NPR’s head of news resigns amid sexual harassment complaints
NPR’s senior vice president of news, Mike Oreskes, poses for a photo at ‘Associated Press’ headquarters in New York in 2015. Chuck Zoeller/AP
NPR’s senior vice president of news, Mike Oreskes, poses for a photo at ‘Associated Press’ headquarters in New York in 2015. Chuck Zoeller/AP

Michael Oreskes, NPR’s senior vice president of news, has resigned from the public broadcaster following allegations that he sexually harassed at least three women over the course of several decades.

In a note sent to NPR staff Wednesday, NPR president and CEO Jarl Mohn told staff that Oreskes was leaving immediately and that the company would continue to look into the matter.

“This morning I asked Mike Oreskes for his resignation because of inappropriate behavior,” Mohn wrote in the memo, which was obtained by Mic. “I have received his resignation, effective immediately.”

Chris Turpin, NPR’s vice president of news programming and operations, has taken over for Oreskes in an interim role.

NPR announced Tuesday that Oreskes would take an indefinite leave of absence due to the claims, which were first reported Tuesday by the Washington Post. Those claims included accounts of Oreskes allegedly kissing women without their consent after meeting them to ostensibly discuss job prospects.

The other incidents allegedly occurred when Oreskes was the Washington bureau chief of the New York Times. A spokesperson for the Times told Mic on Tuesday that the paper was looking into the matter.

“The Times takes all allegation of sexual harassment seriously and we are looking into it,” the spokesperson said.

Late Tuesday, NPR media correspondent David Folkenflik reported that another woman, NPR reporter and producer Rebecca Hersher, was alleging misconduct.
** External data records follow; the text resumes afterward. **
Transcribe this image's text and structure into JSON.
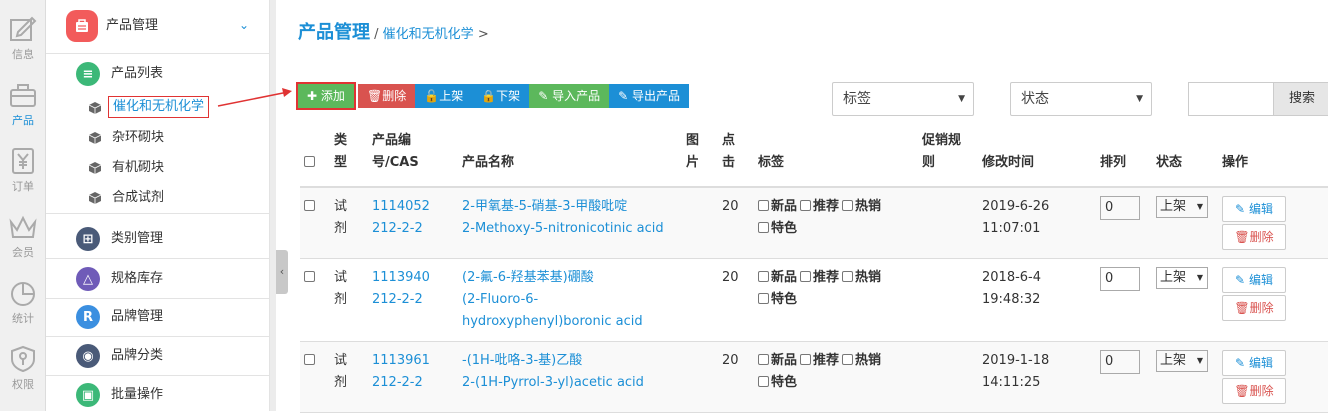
{
  "rail": [
    {
      "label": "信息",
      "icon": "edit-icon"
    },
    {
      "label": "产品",
      "icon": "briefcase-icon",
      "active": true
    },
    {
      "label": "订单",
      "icon": "yen-icon"
    },
    {
      "label": "会员",
      "icon": "crown-icon"
    },
    {
      "label": "统计",
      "icon": "pie-chart-icon"
    },
    {
      "label": "权限",
      "icon": "key-shield-icon"
    }
  ],
  "sidebar": {
    "header": "产品管理",
    "list_title": "产品列表",
    "subitems": [
      "催化和无机化学",
      "杂环砌块",
      "有机砌块",
      "合成试剂"
    ],
    "groups": [
      "类别管理",
      "规格库存",
      "品牌管理",
      "品牌分类",
      "批量操作"
    ]
  },
  "breadcrumb": {
    "title": "产品管理",
    "sep": "/",
    "current": "催化和无机化学",
    "arrow": ">"
  },
  "toolbar": {
    "add": "添加",
    "delete": "删除",
    "on": "上架",
    "off": "下架",
    "import": "导入产品",
    "export": "导出产品"
  },
  "filters": {
    "tag": "标签",
    "status": "状态",
    "search": "搜索"
  },
  "columns": {
    "type1": "类",
    "type2": "型",
    "code1": "产品编",
    "code2": "号/CAS",
    "name": "产品名称",
    "img1": "图",
    "img2": "片",
    "click1": "点",
    "click2": "击",
    "tags": "标签",
    "promo1": "促销规",
    "promo2": "则",
    "time": "修改时间",
    "sort": "排列",
    "status": "状态",
    "ops": "操作"
  },
  "tag_labels": {
    "new": "新品",
    "rec": "推荐",
    "hot": "热销",
    "feat": "特色"
  },
  "ops": {
    "edit": "编辑",
    "del": "删除"
  },
  "rows": [
    {
      "type1": "试",
      "type2": "剂",
      "code": "1114052",
      "cas": "212-2-2",
      "name_lines": [
        "2-甲氧基-5-硝基-3-甲酸吡啶",
        "2-Methoxy-5-nitronicotinic acid"
      ],
      "clicks": "20",
      "date": "2019-6-26",
      "time": "11:07:01",
      "sort": "0",
      "status": "上架"
    },
    {
      "type1": "试",
      "type2": "剂",
      "code": "1113940",
      "cas": "212-2-2",
      "name_lines": [
        "(2-氟-6-羟基苯基)硼酸",
        "(2-Fluoro-6-",
        "hydroxyphenyl)boronic acid"
      ],
      "clicks": "20",
      "date": "2018-6-4",
      "time": "19:48:32",
      "sort": "0",
      "status": "上架"
    },
    {
      "type1": "试",
      "type2": "剂",
      "code": "1113961",
      "cas": "212-2-2",
      "name_lines": [
        "-(1H-吡咯-3-基)乙酸",
        "2-(1H-Pyrrol-3-yl)acetic acid"
      ],
      "clicks": "20",
      "date": "2019-1-18",
      "time": "14:11:25",
      "sort": "0",
      "status": "上架"
    }
  ]
}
Hersher reported Oreskes to human resources office in October 2015 for inappropriate comments, and Oreskes was reprimanded, according to Folkenflik’s report.

Oreskes joined NPR in 2015 from the Associated Press, where he had been senior managing editor.

In a statement to AP, Oreskes said he accepted “full responsibility” for his actions, which he called “inexcusable.”